Monday, March 16, 2009

Texas Jail Turns Animal House

Via breitbart.com -

For months, perhaps longer, the Montague County Jail was "Animal House" meets Mayberry.

Inside the small brick building across from the courthouse, inmates had the run of the place, having sex with their jailer girlfriends, bringing in recliners, taking drugs and chatting on cell phones supplied by friends or guards, according to authorities. They also disabled some of the surveillance cameras and made weapons out of nails.

The doors to two groups of cells didn't lock, but apparently no one tried to escape—perhaps because they had everything they needed inside.

The jailhouse escapades—some of which date to 2006, according to authorities—have rocked Montague (pronounced mahn-TAYG), a farming and ranching town of several hundred people near the Oklahoma line, about 65 miles northwest of Fort Worth.

There were whispers in the past year about an affair between a female jailer and male inmate, but folks dismissed the rumors as small-town gossip. It was not until late last month, when a Texas grand jury returned a 106-count indictment against the former sheriff and 16 others, that the inmates-gone-wild scandal broke wide open.

The indictment charged Bill Keating, sheriff from 2004 until December, with official oppression and having sex with female inmates. The others indicted include nine guards—seven women and two men—who were charged with various offenses involving sex or drugs and other contraband. Four inmates also were charged.

Local, state and federal authorities are still trying to figure out how this small-town Texas jail was turned into something resembling a frat house.

The new sheriff, Paul Cunningham, said he was stunned while touring the jail for the first time just hours after being sworn into office Jan. 1. He saw partitions made of paper towels that blocked jailers' view into cells, and pills scattered about.

Cunningham, who had not worked for the county before his election in November, immediately ordered the jail closed and moved the nearly 60 inmates to another institution.

"It literally scared me—not for myself but for the employees," Cunningham said. "How somebody kept from being killed was beyond me."

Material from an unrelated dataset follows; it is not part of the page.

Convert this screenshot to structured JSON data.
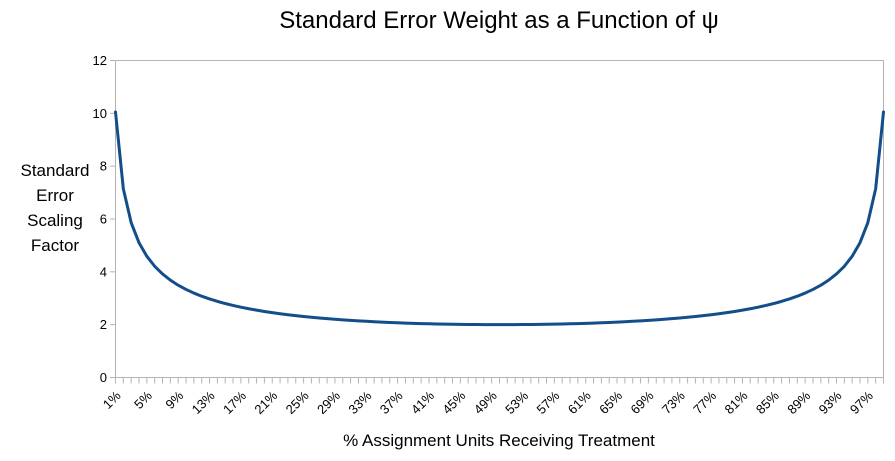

Cunningham, who defeated Keating in the Republican primary last spring, suggested that Keating lost interest in the jail after that and turned his back on the place.

Separately from the indictment, Keating, 62, faces up to 10 years in federal prison after pleading guilty in January to charges he coerced a woman into having sex with him by threatening to jail her on drug charges.

Keating's attorney, Mark Daniel, called the latest charges against the former sheriff "kind of silly in the face of the federal investigation, like piling on." He declined further comment.

The investigation began with a tip last fall from inside the jail.

An official received a handwritten letter on notebook paper from an inmate arrested on charges of kidnapping his girlfriend. The inmate, Luke C. Bolton, said they met in 2007 when she was a jail guard and he was behind bars on another charge. He said their sexual relationship started in a jail shower and continued during her late-night visits to his cell.